/ “Flying Saucer 1947” ( 2007 )
うーん、余りにゴキゲンな盤ゆえ、にわかにレビューするのを忘れていた。悪いけど多羅尾伴内楽団なんか買ってる場合じゃないです。今年は資金繰りに苦しみ中止と相成ってしまった狭山ハイドパークフェスで昨年、ホソノハウス回帰を目にして以来、「もっとやればいいのに」と思い続けていたのだが、そうしたファンの願望と細野さんの満足感が一致していたのか、「東京シャイネス」の諸活動でまたまた形になり、今回のスタジオ作にまで繋がってきた。想定内。だがしかし嬉しい。ところでこのバンド、徳武弘文ら腕利きぞろいながら、高田漣・浜口茂外也という2世を加えているところが、日本のポピュラー音楽の歴史をも背負っているようで。

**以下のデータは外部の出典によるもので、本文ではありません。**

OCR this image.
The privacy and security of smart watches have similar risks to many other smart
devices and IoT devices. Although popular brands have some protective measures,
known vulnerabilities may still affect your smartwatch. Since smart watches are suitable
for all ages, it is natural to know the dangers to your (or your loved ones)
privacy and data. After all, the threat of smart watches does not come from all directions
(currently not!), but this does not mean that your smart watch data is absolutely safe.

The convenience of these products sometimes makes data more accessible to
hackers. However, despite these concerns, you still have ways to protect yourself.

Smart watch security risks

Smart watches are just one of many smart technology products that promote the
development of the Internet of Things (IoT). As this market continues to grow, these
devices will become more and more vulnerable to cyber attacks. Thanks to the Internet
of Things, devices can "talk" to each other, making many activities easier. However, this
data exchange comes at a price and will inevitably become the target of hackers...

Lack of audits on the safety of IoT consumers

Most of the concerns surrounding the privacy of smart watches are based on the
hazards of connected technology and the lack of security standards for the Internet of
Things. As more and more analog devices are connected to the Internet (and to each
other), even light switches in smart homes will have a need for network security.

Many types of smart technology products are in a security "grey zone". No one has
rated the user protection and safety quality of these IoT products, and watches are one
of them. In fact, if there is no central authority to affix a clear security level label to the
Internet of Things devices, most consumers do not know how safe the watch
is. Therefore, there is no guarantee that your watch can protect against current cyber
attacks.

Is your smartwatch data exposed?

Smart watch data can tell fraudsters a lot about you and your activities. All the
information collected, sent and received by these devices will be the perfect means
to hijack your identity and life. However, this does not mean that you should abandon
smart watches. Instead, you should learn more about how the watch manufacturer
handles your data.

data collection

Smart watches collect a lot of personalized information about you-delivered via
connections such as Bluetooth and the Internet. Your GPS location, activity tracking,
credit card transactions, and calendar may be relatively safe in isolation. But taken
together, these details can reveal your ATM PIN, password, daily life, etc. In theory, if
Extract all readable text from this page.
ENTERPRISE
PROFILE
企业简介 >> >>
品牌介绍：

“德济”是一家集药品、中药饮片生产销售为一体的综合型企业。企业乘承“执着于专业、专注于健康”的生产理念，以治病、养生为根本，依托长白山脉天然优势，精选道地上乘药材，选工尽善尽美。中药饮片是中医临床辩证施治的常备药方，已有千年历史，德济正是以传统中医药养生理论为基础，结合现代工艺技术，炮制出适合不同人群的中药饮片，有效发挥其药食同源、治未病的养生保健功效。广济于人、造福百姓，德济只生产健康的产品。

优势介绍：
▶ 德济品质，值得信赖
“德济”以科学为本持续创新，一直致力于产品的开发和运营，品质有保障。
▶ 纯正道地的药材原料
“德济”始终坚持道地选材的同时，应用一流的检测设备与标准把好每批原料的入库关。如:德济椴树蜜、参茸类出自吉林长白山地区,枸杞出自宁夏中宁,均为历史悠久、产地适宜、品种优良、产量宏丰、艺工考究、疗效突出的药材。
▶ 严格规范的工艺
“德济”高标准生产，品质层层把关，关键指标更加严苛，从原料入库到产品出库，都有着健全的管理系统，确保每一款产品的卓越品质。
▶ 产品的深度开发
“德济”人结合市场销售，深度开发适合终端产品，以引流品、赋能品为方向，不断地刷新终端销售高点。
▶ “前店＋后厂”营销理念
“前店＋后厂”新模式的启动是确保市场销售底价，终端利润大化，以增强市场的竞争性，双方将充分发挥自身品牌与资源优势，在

今回、詳細なブックレットの自身による解説やコシミハルとの対談に、本作への道程やオリジナルの種明かしなどが明記されており、特にここで説明することは省略したいが、戦前亜米利加のカントリー(本当は亜米利加音楽と呼びたいが)の匂いをプンプン感じさせる作。ディランの近年の活動なんかも思い出させてくれる。テクノ・ヒップホップに刺激された80年代のM-3”Body Snatchers”やM-9”Sports Man”が意外なカントリーアレンジになっているのも面白い。個人的には、ミッキー・カーティスをゲストに呼んだM-1”Pistol Packin’ Mama”そしてM-2”The Wayward Wind”というカバーモノが抜群に良かった。最近くぐもりがちで、「東京シャイネス」のDVDでも不満だった細野の歌声が活き活きしている。旧いマイクの効能か? タイトルと関連したM-4”Flying Saucer Breakdown”、M-7”Morgan Boogie”、M-10”Shiawase Happy”、M-11”Pom Pom Joki”再演といったリズムものはいぜんゴキゲンな仕上がり。しかし、森高千里M-6”Miracle Light”のセルフカバーは冴えない。さらに、UAをゲストに加えたM-11”Yume-Miru Yaku-Soku”ではエレクトロニックを入れてしまった。これは唯一の失敗。なんだか本作のコンセプトをブレさせてしまっていて、調味料にもなっていない。
ということで、10曲目まででこの作品は終わっている。後半2曲は邦盤のボーナストラック気分で聴いてます。なんて言ったら失礼か!?